New York: An implanted nerve stimulator significantly improves symptoms in those with central sleep apnea, without causing serious side effects, show results from an international study.
Unlike the more common obstructive sleep apnea, in which the airway partially collapses and causes pauses in breathing, central sleep apnea (CSA) occurs when the brain fails to control breathing during sleep.
"Central sleep apnea is a serious concern because it affects about a third of people with heart failure and it's known to make the condition worse," said co-lead author William Abraham from the Ohio State University Wexner Medical Center in the US.
"Currently, we don't have good treatments available. Positive airway pressure devices have been used, but many patients don't tolerate them well and a recent study showed them to be harmful," Abraham noted.
The research team tested the safety and effectiveness of a transvenous phrenic nerve stimulator made by US-based Respicardia Inc at 31 hospitals in the US, Germany and Poland.
Much like a pacemaker, it sends a regular signal telling the diaphragm to breathe during sleep.
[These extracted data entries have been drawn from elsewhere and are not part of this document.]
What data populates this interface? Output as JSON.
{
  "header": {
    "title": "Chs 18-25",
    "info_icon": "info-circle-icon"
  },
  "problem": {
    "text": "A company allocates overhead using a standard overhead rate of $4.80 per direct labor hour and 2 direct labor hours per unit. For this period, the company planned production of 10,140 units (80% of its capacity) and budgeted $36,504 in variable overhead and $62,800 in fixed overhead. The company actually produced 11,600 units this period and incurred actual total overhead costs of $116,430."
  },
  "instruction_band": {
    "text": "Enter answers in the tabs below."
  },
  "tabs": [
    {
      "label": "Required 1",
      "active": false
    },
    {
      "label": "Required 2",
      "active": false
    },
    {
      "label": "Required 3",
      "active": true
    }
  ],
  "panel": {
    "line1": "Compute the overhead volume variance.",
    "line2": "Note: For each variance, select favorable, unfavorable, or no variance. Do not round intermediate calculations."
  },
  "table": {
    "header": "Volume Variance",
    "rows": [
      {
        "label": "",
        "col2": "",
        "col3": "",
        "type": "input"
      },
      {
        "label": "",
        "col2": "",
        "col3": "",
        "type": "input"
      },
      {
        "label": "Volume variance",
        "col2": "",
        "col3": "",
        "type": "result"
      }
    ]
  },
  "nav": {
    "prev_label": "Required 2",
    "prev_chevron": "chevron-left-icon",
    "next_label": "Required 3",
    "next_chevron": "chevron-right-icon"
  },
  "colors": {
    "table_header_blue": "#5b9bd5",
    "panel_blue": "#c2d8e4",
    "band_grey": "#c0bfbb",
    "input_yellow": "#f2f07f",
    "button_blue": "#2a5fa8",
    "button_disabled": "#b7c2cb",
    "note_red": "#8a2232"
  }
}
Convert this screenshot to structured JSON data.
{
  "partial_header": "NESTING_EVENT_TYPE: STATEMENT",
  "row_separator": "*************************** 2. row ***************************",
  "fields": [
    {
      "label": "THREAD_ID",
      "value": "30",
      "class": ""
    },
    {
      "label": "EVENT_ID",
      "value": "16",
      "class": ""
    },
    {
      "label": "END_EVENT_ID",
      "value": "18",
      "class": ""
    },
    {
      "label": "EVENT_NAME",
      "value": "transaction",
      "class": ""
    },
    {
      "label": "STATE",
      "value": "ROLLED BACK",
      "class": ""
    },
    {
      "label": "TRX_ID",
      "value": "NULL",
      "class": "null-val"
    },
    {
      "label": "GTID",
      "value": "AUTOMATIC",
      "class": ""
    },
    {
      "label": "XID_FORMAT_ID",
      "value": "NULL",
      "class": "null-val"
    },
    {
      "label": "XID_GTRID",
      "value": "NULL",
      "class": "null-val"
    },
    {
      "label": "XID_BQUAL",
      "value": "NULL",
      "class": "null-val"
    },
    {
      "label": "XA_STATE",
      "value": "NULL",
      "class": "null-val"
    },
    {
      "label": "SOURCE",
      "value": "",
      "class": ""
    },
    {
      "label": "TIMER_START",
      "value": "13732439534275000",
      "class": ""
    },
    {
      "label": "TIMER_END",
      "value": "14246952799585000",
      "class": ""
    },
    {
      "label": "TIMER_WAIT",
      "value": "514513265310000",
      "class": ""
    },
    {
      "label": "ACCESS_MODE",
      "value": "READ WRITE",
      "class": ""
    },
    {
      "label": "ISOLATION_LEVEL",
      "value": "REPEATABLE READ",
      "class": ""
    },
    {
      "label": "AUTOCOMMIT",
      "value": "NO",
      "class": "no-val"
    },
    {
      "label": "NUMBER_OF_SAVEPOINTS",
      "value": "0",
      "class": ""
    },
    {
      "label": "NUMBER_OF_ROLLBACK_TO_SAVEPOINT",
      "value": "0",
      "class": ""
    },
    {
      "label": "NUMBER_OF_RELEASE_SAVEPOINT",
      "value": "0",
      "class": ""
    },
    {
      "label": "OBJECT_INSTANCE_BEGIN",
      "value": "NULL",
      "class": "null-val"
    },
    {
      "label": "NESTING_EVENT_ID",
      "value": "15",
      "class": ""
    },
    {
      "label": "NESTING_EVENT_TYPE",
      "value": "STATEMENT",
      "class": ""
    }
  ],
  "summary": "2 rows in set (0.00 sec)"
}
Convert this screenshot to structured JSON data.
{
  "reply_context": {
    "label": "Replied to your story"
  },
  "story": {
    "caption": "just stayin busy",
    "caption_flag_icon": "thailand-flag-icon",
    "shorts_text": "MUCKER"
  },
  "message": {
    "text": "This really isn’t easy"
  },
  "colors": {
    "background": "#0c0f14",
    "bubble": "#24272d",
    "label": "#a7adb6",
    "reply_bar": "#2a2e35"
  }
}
In the randomised study, 151 patients were implanted with the device.
Ten were excluded due to non-study related medical issues or deaths, exiting the study or missing visits.
During the first six months of evaluation, 68 devices were activated for treatment, while 73 were left inactive as the control group.
At the six month evaluation, the device reduced central sleep apnea events per hour by half or more for 35 of the 68 members (51 per cent) of the treatment group.
Only eight (11 per cent) of those in the control group achieved the same reduction, reported the study published in the journal The Lancet.
"Not only did we see this reduction in events per hour, the patients also rated themselves better on the Epworth Sleepiness Scale (meaning they were less sleepy during the day) and on a global assessment of their overall quality of life," Abraham said.
"This tells us the effects of neurostimulation are clinically relevant and this could be a promising therapy for those with central sleep apnea," Abraham noted.